In a review of published cost-effectiveness analyses in Clinical Pharmacology & Therapeutics last year, researchers reported that the DPYD testing was either deemed cost-saving or at least cost-effective, with no study deeming it not cost-effective. 

Oliver noted that Levine Cancer Institute has implemented processes and support tools that are critical to a successful DPYD testing program, including achieving a test turnaround time that doesn't delay clinical decision-making, facilitating easy access to results within the EHR system, and developing clinical decision support tools.

While other cancer centers looking to implement DPYD programs can learn from the experience of early adopters like Levine Cancer Institute and Ochsner Health, cost remains a big detractor, since reimbursement for DPYD testing is variable.

Within Levine Cancer Institute's program, DPYD testing was initially covered under the hospital system's operating budget and then through grant funding. However, the only way to create a long-term and sustainable program, Patel and colleagues wrote in their paper, is to secure favorable payor coverage policies. Levine Cancer Institute plans to begin billing patients soon, Patel said, as some insurers have been expanding PGx test coverage.
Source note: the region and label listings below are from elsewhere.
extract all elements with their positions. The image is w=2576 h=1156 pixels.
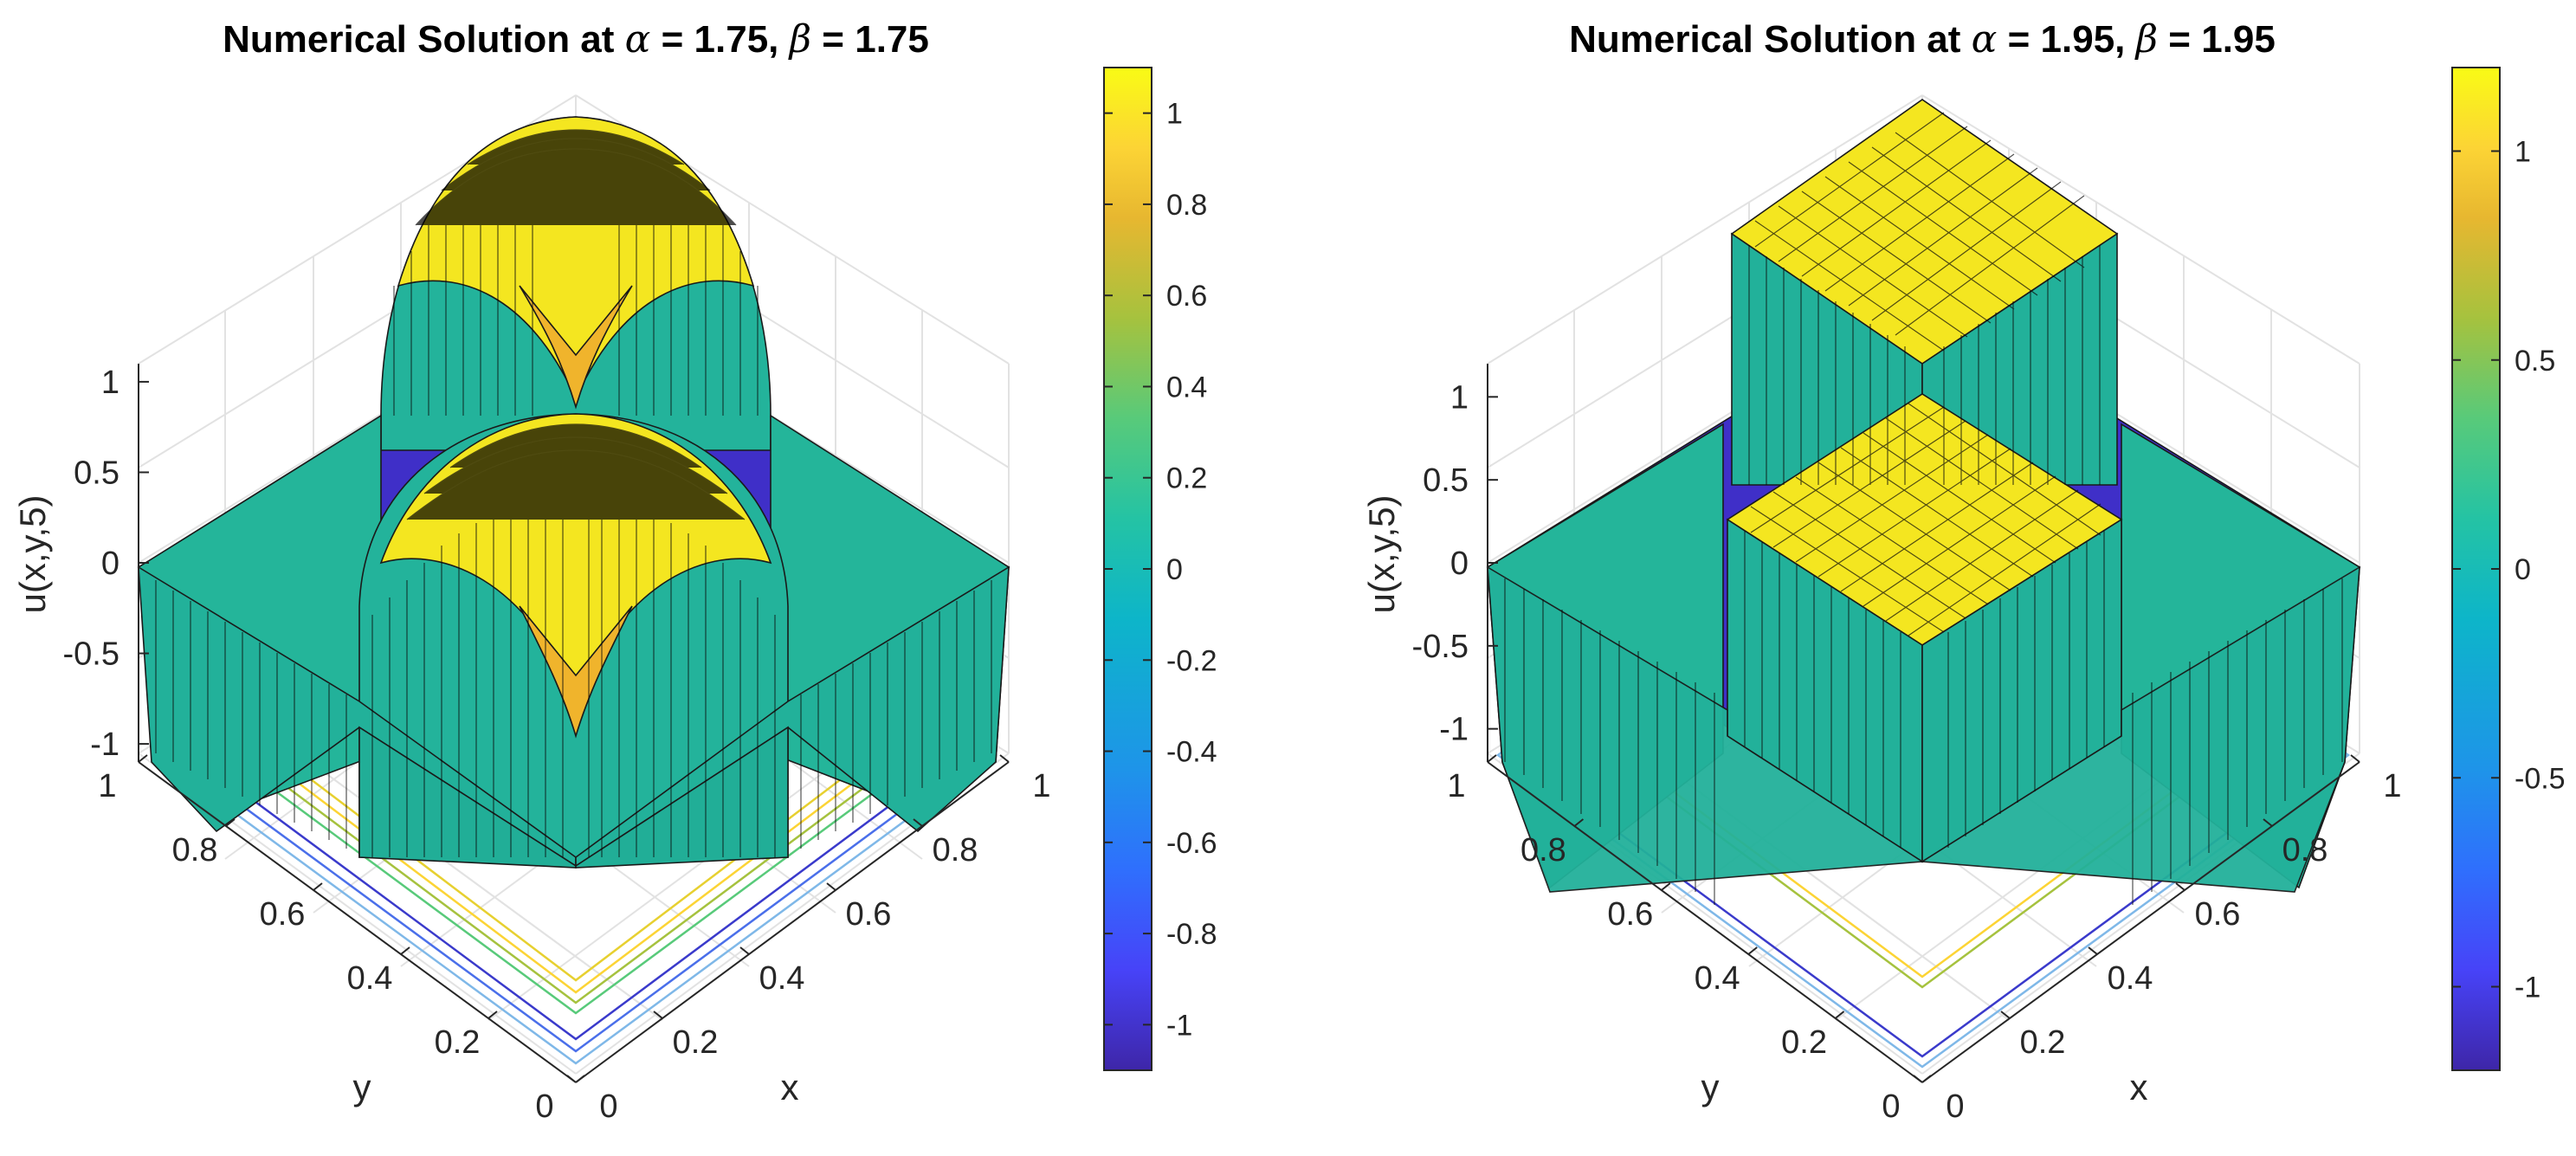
left-y-tick-label: 1 (98, 768, 116, 804)
right-z-tick-label: -1 (1439, 712, 1469, 748)
right-y-tick-label: 0.4 (1695, 960, 1740, 997)
right-y-tick-mark (1921, 1075, 1932, 1083)
left-y-tick-label: 0.6 (260, 896, 306, 933)
right-y-tick-mark (1834, 1011, 1845, 1019)
left-colorbar-tick-label: 0.8 (1166, 189, 1207, 222)
left-colorbar-tick-label: 0.4 (1166, 371, 1207, 404)
right-x-tick-label: 0.8 (2282, 832, 2328, 869)
right-y-tick-mark (1661, 882, 1671, 891)
left-x-tick-mark (566, 1075, 577, 1083)
left-colorbar-tick-label: -0.6 (1166, 827, 1217, 860)
right-colorbar-tick-label: 0 (2515, 553, 2531, 586)
left-x-tick-mark (739, 946, 750, 955)
right-y-tick-mark (1573, 818, 1585, 827)
right-colorbar-tick-label: 0.5 (2515, 345, 2555, 378)
left-x-label: x (781, 1067, 799, 1108)
right-chart-title: Numerical Solution at α = 1.95, β = 1.95 (1569, 17, 2276, 61)
left-y-tick-mark (225, 818, 236, 827)
left-y-tick-mark (575, 1075, 585, 1083)
left-colorbar-tick-label: -0.2 (1166, 644, 1217, 677)
left-x-tick-mark (999, 754, 1010, 763)
right-x-tick-mark (1913, 1075, 1923, 1083)
right-colorbar: -1 -0.5 0 0.5 1 (2451, 67, 2566, 1071)
right-z-tick-label: 0 (1450, 546, 1469, 582)
right-x-tick-mark (2350, 754, 2360, 763)
left-colorbar-tick-label: -1 (1166, 1009, 1192, 1042)
right-x-axis-line (1921, 761, 2360, 1083)
right-y-tick-label: 0.6 (1607, 896, 1653, 933)
left-y-axis-line (138, 761, 577, 1083)
right-y-tick-label: 0.2 (1781, 1024, 1827, 1061)
left-x-tick-label: 0.2 (673, 1024, 719, 1061)
right-z-axis: -1 -0.5 0 0.5 1 u(x,y,5) (1361, 364, 1498, 762)
left-colorbar-tick-label: -0.8 (1166, 918, 1217, 951)
left-colorbar-tick-label: 1 (1166, 98, 1183, 131)
left-y-tick-label: 0.2 (435, 1024, 481, 1061)
left-colorbar-tick-label: 0 (1166, 553, 1183, 586)
left-colorbar-tick-label: 0.2 (1166, 462, 1207, 495)
right-y-label: y (1701, 1067, 1720, 1108)
left-mesh (155, 129, 992, 857)
left-x-tick-mark (826, 882, 836, 891)
right-x-tick-label: 0.2 (2020, 1024, 2066, 1061)
left-z-tick-label: 0.5 (74, 455, 119, 491)
right-x-tick-mark (2000, 1011, 2011, 1019)
left-x-tick-label: 0 (599, 1088, 617, 1125)
right-y-tick-label: 0.8 (1520, 832, 1566, 869)
left-chart-title: Numerical Solution at α = 1.75, β = 1.75 (223, 17, 929, 61)
right-surface (1486, 99, 2361, 893)
left-x-tick-label: 0.4 (759, 960, 805, 997)
right-x-tick-label: 0.4 (2108, 960, 2153, 997)
right-x-tick-mark (2175, 882, 2185, 891)
right-colorbar-tick-label: -1 (2515, 972, 2540, 1004)
left-colorbar-tick-label: 0.6 (1166, 280, 1207, 313)
left-y-tick-mark (487, 1011, 498, 1019)
left-y-tick-label: 0.4 (347, 960, 393, 997)
right-z-tick-label: 0.5 (1423, 462, 1469, 499)
right-y-tick-mark (1747, 946, 1758, 955)
left-z-axis: -1 -0.5 0 0.5 1 u(x,y,5) (12, 364, 149, 763)
left-colorbar: -1 -0.8 -0.6 -0.4 -0.2 0 0.2 0.4 0.6 0.8 1 (1103, 67, 1217, 1071)
right-x-label: x (2130, 1067, 2148, 1108)
left-z-label: u(x,y,5) (12, 495, 53, 614)
left-y-label: y (353, 1067, 371, 1108)
left-y-tick-mark (138, 754, 148, 763)
left-x-tick-mark (913, 818, 923, 827)
right-y-axis-line (1487, 761, 1923, 1083)
left-z-tick-label: 0 (101, 546, 119, 582)
left-z-tick-label: 1 (101, 365, 119, 401)
right-x-tick-label: 1 (2383, 768, 2401, 804)
left-z-tick-label: -0.5 (63, 636, 119, 673)
left-z-tick-label: -1 (90, 727, 119, 763)
left-x-tick-mark (653, 1011, 663, 1019)
left-x-tick-label: 1 (1032, 768, 1050, 804)
left-x-tick-label: 0.6 (846, 896, 892, 933)
left-y-tick-mark (313, 882, 323, 891)
right-colorbar-tick-label: -0.5 (2515, 762, 2566, 795)
right-chart: Numerical Solution at α = 1.95, β = 1.95 (1361, 17, 2566, 1125)
left-x-axis-line (575, 761, 1010, 1083)
right-y-tick-label: 1 (1447, 768, 1465, 804)
left-x-tick-label: 0.8 (933, 832, 978, 869)
right-colorbar-tick-label: 1 (2515, 136, 2531, 169)
right-z-tick-label: -0.5 (1412, 629, 1469, 665)
right-y-tick-label: 0 (1882, 1088, 1900, 1125)
right-x-tick-mark (2088, 946, 2098, 955)
right-mesh (1504, 112, 2343, 905)
right-x-tick-label: 0.6 (2195, 896, 2241, 933)
right-z-label: u(x,y,5) (1361, 495, 1402, 614)
right-x-tick-label: 0 (1946, 1088, 1964, 1125)
right-z-tick-label: 1 (1450, 379, 1469, 416)
left-y-tick-label: 0.8 (172, 832, 218, 869)
left-chart: Numerical Solution at α = 1.75, β = 1.75 (12, 17, 1217, 1125)
right-x-tick-mark (2263, 818, 2273, 827)
left-y-tick-label: 0 (535, 1088, 553, 1125)
right-y-tick-mark (1487, 754, 1497, 763)
left-colorbar-tick-label: -0.4 (1166, 736, 1217, 769)
left-y-tick-mark (400, 946, 410, 955)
Patel's team also plans to analyze if the DPYD testing program is incurring healthcare savings by avoiding toxicities that put patients in the hospital. If such analysis shows the program to be cost-effective, then it may sway more insurers to cover DPYD testing, Patel said.

"I'm really hoping that this [research] is going to drive more decisions for payors and [convince] the FDA and the professional society guideline writers to really get on board and recommend this as something that needs to be considered at other hospitals," he said.